Monday, June 22, 2020

week fourteen

As masks have become required apparel in pretty much every situation when we leave our house, it was time to add to Dave and my respective wardrobes of one. We’ve multiplied up to four each now. If I’m honest it is pretty fun to pick out fun prints and color combinations and I’ve come to love my husband even more for having the humor and personality to wear them. I found some great flamingo and science fabric for me, and got some sushi and camping prints for Dave.

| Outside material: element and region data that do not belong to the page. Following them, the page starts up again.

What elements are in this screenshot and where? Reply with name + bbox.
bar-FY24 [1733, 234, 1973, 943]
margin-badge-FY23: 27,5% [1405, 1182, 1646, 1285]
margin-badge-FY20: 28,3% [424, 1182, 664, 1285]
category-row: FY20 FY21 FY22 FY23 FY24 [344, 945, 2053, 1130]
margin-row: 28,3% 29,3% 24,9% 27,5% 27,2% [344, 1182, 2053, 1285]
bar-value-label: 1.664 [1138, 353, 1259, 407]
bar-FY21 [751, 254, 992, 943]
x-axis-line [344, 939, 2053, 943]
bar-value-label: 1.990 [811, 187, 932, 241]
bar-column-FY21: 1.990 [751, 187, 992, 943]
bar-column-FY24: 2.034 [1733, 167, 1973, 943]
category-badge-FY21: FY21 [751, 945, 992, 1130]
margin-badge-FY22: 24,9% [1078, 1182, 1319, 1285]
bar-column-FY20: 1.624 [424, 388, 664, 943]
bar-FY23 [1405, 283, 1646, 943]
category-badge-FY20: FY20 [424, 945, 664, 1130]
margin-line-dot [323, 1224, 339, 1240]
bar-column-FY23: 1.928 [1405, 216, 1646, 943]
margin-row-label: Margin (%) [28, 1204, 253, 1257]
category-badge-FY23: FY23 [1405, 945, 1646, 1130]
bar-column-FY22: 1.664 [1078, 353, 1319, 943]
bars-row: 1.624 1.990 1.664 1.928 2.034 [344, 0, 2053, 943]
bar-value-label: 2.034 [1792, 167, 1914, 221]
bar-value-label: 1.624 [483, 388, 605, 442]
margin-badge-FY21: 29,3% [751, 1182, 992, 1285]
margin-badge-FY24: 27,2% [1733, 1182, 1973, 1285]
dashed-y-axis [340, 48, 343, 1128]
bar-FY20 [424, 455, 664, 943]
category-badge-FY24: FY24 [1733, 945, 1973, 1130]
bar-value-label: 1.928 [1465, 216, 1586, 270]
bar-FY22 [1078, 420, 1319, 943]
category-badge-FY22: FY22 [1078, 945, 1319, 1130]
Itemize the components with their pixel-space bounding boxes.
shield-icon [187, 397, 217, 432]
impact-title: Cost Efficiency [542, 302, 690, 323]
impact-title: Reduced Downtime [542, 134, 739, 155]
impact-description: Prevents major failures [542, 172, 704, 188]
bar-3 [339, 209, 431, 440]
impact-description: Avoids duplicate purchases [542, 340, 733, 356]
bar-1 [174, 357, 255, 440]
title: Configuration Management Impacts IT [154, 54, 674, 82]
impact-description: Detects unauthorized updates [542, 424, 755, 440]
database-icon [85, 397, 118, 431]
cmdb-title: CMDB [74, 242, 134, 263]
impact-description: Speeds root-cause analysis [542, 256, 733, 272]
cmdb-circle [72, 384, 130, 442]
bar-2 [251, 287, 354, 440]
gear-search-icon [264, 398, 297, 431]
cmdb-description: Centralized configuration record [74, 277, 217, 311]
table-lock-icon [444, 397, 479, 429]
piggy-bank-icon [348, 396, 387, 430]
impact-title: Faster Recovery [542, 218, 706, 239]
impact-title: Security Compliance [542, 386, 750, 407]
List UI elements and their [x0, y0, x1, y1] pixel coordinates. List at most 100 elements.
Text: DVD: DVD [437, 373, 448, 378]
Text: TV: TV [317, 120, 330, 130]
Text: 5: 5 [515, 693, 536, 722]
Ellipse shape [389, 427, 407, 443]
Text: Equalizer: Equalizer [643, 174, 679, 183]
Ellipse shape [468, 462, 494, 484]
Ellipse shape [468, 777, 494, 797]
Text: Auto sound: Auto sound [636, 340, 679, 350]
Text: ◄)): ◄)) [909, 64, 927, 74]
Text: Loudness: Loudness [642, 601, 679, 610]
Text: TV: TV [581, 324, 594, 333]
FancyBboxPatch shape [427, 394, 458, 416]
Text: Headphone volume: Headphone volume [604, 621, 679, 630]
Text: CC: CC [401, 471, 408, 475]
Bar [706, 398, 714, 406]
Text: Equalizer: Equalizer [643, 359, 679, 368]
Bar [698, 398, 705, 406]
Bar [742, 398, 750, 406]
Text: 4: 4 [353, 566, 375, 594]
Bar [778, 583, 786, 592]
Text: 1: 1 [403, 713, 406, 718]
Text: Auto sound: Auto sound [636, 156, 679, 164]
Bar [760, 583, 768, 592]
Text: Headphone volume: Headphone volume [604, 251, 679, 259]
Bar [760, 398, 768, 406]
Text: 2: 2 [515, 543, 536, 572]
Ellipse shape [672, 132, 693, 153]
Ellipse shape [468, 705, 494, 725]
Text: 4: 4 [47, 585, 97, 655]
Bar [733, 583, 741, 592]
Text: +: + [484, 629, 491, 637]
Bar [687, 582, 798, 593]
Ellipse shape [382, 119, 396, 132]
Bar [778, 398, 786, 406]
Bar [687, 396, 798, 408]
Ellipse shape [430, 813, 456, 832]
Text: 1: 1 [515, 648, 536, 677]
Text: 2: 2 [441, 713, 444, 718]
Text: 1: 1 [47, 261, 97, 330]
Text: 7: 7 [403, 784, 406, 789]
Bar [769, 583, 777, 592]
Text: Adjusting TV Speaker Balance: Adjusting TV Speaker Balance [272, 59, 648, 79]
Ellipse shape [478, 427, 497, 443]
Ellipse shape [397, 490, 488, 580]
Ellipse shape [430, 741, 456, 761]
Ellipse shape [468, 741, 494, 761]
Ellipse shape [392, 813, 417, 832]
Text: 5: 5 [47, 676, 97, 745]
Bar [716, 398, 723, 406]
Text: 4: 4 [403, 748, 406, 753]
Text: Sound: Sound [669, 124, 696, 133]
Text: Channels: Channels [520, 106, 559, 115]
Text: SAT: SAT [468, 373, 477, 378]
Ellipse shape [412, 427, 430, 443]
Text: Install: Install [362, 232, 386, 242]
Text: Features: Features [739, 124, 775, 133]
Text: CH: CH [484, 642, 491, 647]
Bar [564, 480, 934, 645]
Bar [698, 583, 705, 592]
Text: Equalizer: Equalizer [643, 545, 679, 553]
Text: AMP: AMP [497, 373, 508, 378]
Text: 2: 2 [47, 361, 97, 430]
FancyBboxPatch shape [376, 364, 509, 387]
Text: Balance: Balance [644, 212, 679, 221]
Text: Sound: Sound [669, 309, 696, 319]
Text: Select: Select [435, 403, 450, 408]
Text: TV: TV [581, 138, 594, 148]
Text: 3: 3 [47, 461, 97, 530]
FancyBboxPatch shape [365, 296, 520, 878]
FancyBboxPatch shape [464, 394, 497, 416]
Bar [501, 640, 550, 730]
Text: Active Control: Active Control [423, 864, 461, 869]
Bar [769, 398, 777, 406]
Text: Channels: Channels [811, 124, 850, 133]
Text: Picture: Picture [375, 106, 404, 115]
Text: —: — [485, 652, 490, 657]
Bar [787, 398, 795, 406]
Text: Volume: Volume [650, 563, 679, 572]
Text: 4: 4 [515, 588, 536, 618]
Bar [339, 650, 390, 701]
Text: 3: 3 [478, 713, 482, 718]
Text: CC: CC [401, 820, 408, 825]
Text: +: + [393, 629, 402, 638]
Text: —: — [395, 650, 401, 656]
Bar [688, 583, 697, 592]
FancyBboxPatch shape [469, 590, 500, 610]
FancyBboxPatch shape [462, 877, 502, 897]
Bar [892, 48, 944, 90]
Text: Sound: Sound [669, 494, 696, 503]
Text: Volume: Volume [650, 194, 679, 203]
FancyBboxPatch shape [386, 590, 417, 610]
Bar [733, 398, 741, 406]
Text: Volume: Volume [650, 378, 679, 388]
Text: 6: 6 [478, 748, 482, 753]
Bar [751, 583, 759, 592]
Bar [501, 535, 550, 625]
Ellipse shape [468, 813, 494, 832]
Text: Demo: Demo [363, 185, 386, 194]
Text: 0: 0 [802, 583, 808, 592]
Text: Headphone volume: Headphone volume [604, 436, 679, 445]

I’ve mainly been sticking to the tie back masks because I will get rubs behind my ears just from thinking about putting elastic back there. There have been times that it would have been really nice to not have to stop and tie up, though, so I made each of us one with elastic for those quick on/off situations. For those I used a pattern that was super simple to make from a couple rectangles of fabric. The pattern I’ve used most is one my mom shared with me and requires the extra step of tracing a template out and a few more seams to get the face-shaped mask. Both work just fine on us. 

For the tie backs, I’ve been using Wright’s double fold bias binding. They’re pretty inexpensive and come in lots of cool colors. The real bonus is that they are already ironed. I could (and probably will) definitely make my own ties from strips of fabric but the appeal of not having to iron those long skinny strips is so great. I did goof on the purple binding, though. Notice how it’s much skinnier? It’s important to make sure your package of bias binding says “extra wide” double fold. To be perfectly honest, the skinny one worked out just fine but I think it has more grip on my head if it’s the wider tape. 

My first ties were kind of ad hoc and pretty random based on the length of the strips I had in my stash already. There was pretty much no thought that went into it. After looking at several patterns and their approaches I’ve decided my go-to is this: use a 9-inch strip and tie into a loop with a square knot; hide the knot in the side channel on the mask; use an 18-inch strip on each side and attach to the loops by folding over a small tab and sewing it down so it loops freely over the first piece. The side loop provides some pull back both “up” and “down” on the sides so the mask doesn't bunch up weird and the fold-over tab attachment approach for the side ties means they can move up and down as they need to in order to fit best with whatever hat/ponytail etc. it has to get around to tie securely. It also means you use 1.5 yards of the binding for each mask which gives you 2 masks from each 3 yard package. 

This set here with the double ties is for a friend’s daughter. She wasn’t feeling very positive about wearing a mask as she gets to go out into the world a bit more in the coming weeks, but said if she could have one that was basically the same as the ones her nanny wears then she’d try it. Ta da! They took more binding, more like 2 yards each, but turned out super and were quick to make as well. These ties are sewn directly into the seams of the mask. I’ve also seen versions where the binding is sewn directly across the top and bottom of the mask to enclose that seam, too. I’m hoping these will make wearing a mask a little more approachable, and I love that I can share my girl science fabric with her. 

Dave and I make quite the pair when we are out and about with our bright fabric faces, but why not try to make this as bearable as possible? The way I see it, at least we can each get a chuckle together as we don our masks and step out of the car or peek around the grocery aisle to recognize the sushi face at the other end.